Jaurrieta E, Casais L, Figueras J, Ramos E, Lama C, Rafecas A, Casanovas Taltavull T, Fabregat J, Xiol X, Torras J, Baliellas C, Sabaté A, Rufí G, Benasco C, Casanovas T, Serrano T, Gil-Vernet S, Sabaté I, Busquets J. · Unidad de Trasplante Hepático. Ciudad Sanitaria y Universitaria de Bellvitge. L'Hospitalet de Llobregat. Barcelona. · Med Clin (Barc). · Pubmed #11141377 No free full text.

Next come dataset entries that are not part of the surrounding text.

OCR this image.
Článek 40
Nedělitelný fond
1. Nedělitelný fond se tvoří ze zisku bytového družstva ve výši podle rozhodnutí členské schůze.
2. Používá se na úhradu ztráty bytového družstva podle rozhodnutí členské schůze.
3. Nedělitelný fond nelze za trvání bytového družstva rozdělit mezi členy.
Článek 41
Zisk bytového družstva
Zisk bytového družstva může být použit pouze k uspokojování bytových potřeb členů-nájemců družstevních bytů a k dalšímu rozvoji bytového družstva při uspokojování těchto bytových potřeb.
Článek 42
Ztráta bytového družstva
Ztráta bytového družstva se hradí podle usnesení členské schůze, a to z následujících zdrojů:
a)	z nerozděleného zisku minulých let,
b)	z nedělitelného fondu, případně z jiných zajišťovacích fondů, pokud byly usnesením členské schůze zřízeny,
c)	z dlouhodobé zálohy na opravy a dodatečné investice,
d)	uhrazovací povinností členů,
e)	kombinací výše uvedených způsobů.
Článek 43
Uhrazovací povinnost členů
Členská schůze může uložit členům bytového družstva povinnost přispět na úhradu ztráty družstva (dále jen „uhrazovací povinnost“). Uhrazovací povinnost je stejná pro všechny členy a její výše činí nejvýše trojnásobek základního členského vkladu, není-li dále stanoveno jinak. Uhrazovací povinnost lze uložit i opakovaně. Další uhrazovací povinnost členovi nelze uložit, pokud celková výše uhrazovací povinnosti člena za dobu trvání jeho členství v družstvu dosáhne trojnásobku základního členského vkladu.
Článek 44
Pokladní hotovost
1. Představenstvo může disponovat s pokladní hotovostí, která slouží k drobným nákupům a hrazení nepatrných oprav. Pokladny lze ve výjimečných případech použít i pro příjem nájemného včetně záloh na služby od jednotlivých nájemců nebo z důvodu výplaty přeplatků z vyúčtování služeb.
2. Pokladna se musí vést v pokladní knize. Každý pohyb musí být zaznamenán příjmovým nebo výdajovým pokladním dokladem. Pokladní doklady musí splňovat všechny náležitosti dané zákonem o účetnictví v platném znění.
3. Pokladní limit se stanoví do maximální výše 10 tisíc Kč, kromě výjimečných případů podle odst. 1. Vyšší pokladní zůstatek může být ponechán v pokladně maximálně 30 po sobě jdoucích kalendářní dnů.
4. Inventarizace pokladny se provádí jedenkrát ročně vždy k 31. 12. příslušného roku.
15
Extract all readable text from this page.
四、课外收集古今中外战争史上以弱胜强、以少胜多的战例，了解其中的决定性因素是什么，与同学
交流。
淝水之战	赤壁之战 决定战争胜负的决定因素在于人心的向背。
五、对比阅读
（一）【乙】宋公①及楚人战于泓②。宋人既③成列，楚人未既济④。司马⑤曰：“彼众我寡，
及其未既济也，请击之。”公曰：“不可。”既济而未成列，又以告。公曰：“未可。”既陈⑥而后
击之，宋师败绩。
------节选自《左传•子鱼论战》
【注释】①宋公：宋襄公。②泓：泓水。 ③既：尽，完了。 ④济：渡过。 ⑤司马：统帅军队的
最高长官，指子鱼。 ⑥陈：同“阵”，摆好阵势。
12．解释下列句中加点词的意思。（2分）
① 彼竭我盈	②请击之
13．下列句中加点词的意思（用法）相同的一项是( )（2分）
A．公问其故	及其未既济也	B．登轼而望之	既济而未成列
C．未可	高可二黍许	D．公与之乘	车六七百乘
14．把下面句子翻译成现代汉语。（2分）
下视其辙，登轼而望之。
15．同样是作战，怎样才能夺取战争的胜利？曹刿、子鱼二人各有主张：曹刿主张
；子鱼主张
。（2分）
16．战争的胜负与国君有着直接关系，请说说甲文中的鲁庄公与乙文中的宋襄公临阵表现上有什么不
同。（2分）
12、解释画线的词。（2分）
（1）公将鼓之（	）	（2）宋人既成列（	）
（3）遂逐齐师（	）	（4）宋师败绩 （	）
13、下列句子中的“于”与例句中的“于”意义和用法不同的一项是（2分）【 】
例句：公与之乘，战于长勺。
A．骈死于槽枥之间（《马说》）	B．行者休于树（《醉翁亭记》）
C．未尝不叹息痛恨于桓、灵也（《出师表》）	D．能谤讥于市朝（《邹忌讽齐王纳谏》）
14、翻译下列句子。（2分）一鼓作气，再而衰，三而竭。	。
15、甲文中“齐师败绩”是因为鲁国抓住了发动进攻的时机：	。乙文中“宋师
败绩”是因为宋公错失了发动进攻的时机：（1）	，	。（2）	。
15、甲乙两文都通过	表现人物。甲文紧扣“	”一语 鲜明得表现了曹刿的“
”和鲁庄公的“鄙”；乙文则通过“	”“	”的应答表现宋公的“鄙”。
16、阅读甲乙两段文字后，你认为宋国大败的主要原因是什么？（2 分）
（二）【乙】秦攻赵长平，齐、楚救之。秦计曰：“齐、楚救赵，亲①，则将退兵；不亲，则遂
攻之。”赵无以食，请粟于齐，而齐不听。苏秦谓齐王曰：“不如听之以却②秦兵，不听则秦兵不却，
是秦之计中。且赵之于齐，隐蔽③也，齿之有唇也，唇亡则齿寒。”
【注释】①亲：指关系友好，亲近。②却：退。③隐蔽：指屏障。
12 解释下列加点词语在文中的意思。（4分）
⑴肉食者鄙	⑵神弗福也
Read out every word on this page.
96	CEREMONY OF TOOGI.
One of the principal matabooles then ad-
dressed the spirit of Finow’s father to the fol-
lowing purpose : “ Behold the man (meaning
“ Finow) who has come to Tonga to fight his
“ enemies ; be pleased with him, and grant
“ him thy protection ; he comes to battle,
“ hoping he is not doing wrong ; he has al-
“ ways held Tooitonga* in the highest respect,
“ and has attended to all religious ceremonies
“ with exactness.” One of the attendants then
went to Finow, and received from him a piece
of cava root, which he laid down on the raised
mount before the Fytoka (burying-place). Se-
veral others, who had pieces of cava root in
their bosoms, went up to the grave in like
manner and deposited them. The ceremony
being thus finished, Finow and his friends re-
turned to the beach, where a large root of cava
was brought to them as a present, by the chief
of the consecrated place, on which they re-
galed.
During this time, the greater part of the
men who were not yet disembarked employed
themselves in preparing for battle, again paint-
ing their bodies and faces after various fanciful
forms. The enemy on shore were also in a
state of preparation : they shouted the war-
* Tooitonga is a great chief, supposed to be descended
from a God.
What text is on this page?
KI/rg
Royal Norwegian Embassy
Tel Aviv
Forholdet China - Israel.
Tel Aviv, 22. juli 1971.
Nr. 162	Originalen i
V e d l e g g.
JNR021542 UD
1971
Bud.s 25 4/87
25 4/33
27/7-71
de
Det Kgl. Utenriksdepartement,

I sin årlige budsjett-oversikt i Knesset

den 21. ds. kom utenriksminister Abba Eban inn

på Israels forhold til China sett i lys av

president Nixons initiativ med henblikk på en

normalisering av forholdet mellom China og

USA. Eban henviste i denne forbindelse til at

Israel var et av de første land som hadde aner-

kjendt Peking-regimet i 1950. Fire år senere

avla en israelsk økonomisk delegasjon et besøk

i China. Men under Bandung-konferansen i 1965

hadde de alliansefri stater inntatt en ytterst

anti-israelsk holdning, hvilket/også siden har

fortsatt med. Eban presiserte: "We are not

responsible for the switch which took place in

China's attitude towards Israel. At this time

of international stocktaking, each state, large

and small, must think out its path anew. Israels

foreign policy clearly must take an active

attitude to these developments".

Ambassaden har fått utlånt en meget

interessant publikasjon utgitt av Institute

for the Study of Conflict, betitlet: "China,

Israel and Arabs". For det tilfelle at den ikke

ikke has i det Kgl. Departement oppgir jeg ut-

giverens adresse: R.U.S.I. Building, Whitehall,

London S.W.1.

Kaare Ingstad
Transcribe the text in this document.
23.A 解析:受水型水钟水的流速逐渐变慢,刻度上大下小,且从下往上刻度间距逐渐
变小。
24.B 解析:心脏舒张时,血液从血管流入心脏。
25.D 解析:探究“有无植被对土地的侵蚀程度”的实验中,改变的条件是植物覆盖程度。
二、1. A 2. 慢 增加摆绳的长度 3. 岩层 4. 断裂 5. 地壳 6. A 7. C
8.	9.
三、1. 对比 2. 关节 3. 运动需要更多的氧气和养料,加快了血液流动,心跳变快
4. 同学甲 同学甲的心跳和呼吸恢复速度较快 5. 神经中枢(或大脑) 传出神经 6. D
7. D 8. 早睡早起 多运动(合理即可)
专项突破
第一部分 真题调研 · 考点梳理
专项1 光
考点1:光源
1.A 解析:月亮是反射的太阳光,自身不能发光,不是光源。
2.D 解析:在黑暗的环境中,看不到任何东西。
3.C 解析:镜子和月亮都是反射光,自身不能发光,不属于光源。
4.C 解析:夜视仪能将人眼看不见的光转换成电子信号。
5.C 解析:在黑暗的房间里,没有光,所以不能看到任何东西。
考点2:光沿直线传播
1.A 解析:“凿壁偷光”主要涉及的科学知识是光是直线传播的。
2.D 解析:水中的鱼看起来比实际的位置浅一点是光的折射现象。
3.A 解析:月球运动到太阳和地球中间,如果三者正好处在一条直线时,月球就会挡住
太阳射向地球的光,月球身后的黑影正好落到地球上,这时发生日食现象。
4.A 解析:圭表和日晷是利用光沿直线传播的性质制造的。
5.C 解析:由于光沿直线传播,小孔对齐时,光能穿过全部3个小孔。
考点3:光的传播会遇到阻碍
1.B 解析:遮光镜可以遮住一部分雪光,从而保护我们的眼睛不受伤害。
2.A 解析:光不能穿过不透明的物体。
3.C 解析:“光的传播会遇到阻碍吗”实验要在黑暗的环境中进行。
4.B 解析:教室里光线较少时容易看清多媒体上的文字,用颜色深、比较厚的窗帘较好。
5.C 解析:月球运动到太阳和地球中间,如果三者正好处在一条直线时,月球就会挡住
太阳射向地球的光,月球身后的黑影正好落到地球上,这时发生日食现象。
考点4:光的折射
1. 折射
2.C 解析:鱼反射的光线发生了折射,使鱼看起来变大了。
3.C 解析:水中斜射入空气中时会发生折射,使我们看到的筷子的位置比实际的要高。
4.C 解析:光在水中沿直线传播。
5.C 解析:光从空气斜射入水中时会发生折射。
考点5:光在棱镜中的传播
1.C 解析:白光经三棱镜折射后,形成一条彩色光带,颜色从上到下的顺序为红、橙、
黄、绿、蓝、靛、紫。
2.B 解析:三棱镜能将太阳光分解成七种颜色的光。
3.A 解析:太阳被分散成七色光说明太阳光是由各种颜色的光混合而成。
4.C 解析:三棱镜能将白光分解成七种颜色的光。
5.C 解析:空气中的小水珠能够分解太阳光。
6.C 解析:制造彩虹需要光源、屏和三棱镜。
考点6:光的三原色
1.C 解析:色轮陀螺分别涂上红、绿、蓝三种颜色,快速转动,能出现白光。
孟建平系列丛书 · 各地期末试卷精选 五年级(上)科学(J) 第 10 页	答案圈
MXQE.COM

Abstract: BACKGROUND: We present the experience of the liver transplantation program at the Hospital of Bellvitge with 500 transplantations performed during 15 years, to describe changes in liver transplantation observed throughout the time and to analyze the long term results. PATIENTS AND METHOD: Five groups each one including 100 consecutive transplantations are studied. RESULTS: The main indications were hepatocellular carcinoma (23%), alcoholic cirrhosis (22.8%), and post-hepatitis C cirrhosis (18.8%). Sixty-five retransplantations were performed in 59 patients (13%), being the more frequent indications arterial thrombosis (13 patients) and primary nonfunction of graft (10 patients). In 10 patients a hepatorenal transplantation was performed. In group I, the most frequent donor cause of death was cranial traumatism (80%), while in group V it was the vascular pathology (52%). There were other significative differences between these groups of patients (I vs V): patients with stage 2 or 3 from UNOS status (45 vs 19%), blood use (29.6 [26] vs 4.6 [5.3] PRBC), ICU stay (13 [13] vs 7.4 [11] days), hospital stay (40 [52] vs 23.7 [17] days), rejection rate (46 vs 20%) and primary graft nonfunction (9 vs 3%). However, the infection rates (48 vs 54.5%) and biliary tract complications (26 vs 20%) have not shown statistically significant differences. Actuarial one and 5-year survival are 83 and 70% respectively. CONCLUSIONS: An important and progressive improvement of liver transplantation results has been observed. However, de novo tumours, hepatitis C virus recurrence and chronic rejection can limit long term results.